Israels Luftwaffe hat nach den Großangriffen militanter Palästinenser am Samstag in der Nacht auf Sonntag weitere Ziele im Gazastreifen attackiert. Die islamistische Hamas hatte Israel gestern in der Früh mit massiven Raketenangriffen überrascht.  Auch die Hamas setzte den Beschuss in der Nacht auf Sonntag fort. Der Norden Israels soll nach Angaben des Militärs aus dem Libanon beschossen worden sein. Daraufhin habe die israelische Armee libanesisches Gebiet beschossen, teilte das Militär mit. Dafür verantwortlich ist die schiitische Hisbollah, deren Miliz im Süden des Libanon seit Jahren massiv ausgebaute Stellungen hat. Bewaffnet wird die Hisbollah durch den Iran.

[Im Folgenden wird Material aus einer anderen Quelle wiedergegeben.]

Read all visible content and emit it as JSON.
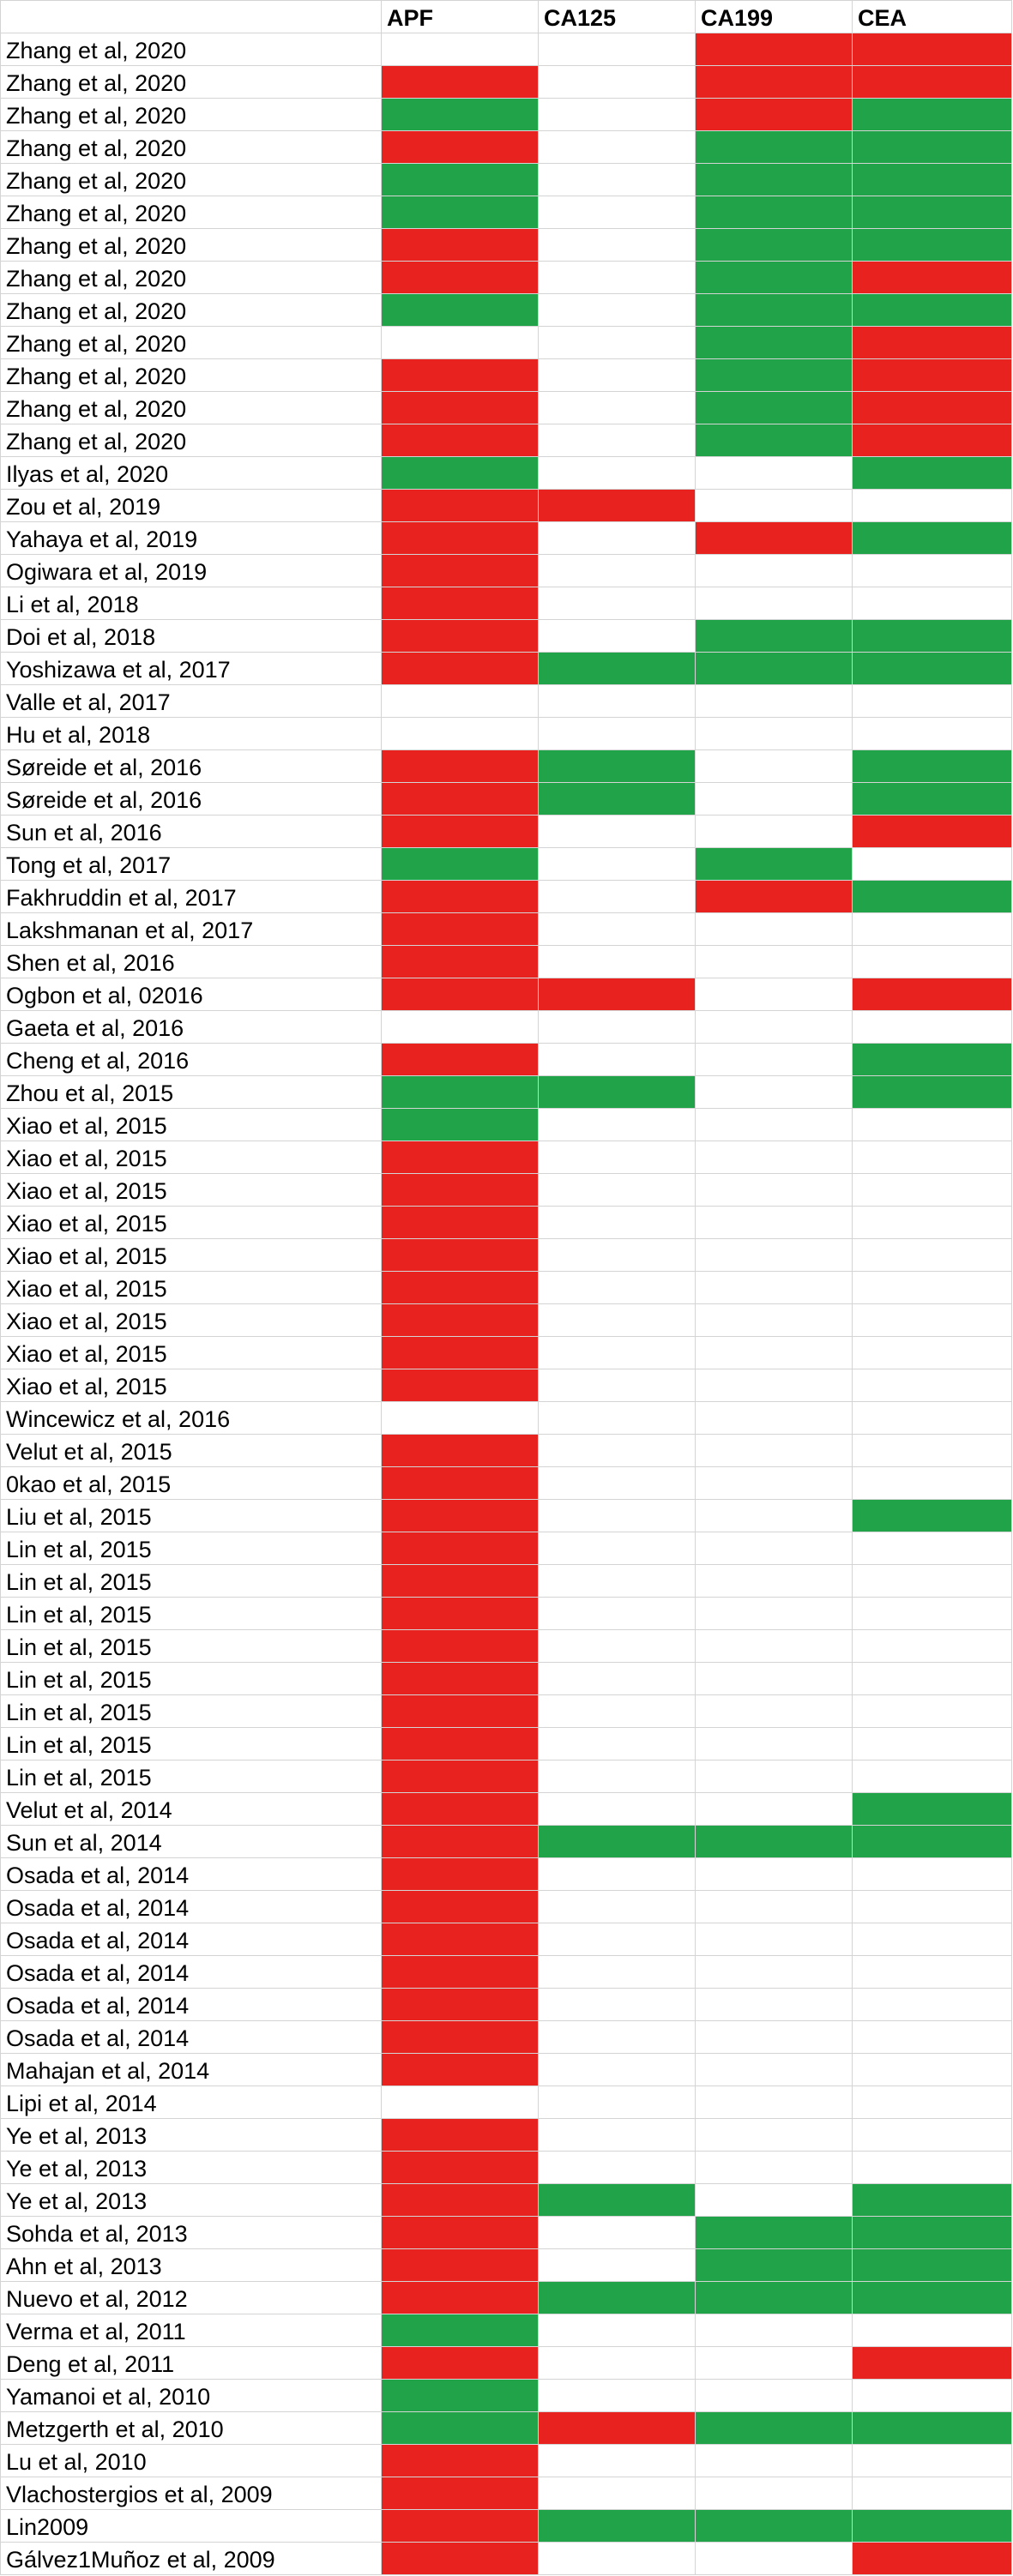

Netanyahu kündigte eine harte Reaktion an. "Wir werden alle Orte, an denen die Hamas organisiert ist und sich versteckt, in Trümmerinseln verwandeln", sagte Netanyahu. In den Morgenstunden hieß es aus seinem Büro nach einer Sitzung des Sicherheitskabinetts, Israel müsse sich auf einen "langen und schwierigen Krieg" einstellen. Ziel sei es, die militärischen und regierungstechnischen Kapazitäten der islamistischen Hamas und des Islamischen Dschihad so zu zerstören, "dass sie für viele Jahre nicht mehr in der Lage und bereit sind, die Bürger Israels zu bedrohen und anzugreifen". Die Einfuhr von Strom, Brennstoff und Waren in den Gazastreifen wurde gestoppt.

Die Bewohner des Gazastreifens forderte Netanyahu auf: "Flieht jetzt von dort, denn wir werden überall und mit all unserer Kraft handeln". Israel werde Rache nehmen. "Dieser Krieg wird Zeit brauchen", so der israelische Premier. "Es liegen noch herausfordernde Tage vor uns."

Hunderte Tote auf beiden Seiten

Bisher kamen in Israel laut Medien mindestens 700 Menschen ums Leben, rund 2.000 wurden verletzt. Aufseiten der Palästinenser wurden laut deren Behörden mindestens 422 Menschen getötet und rund 2.300 verletzt.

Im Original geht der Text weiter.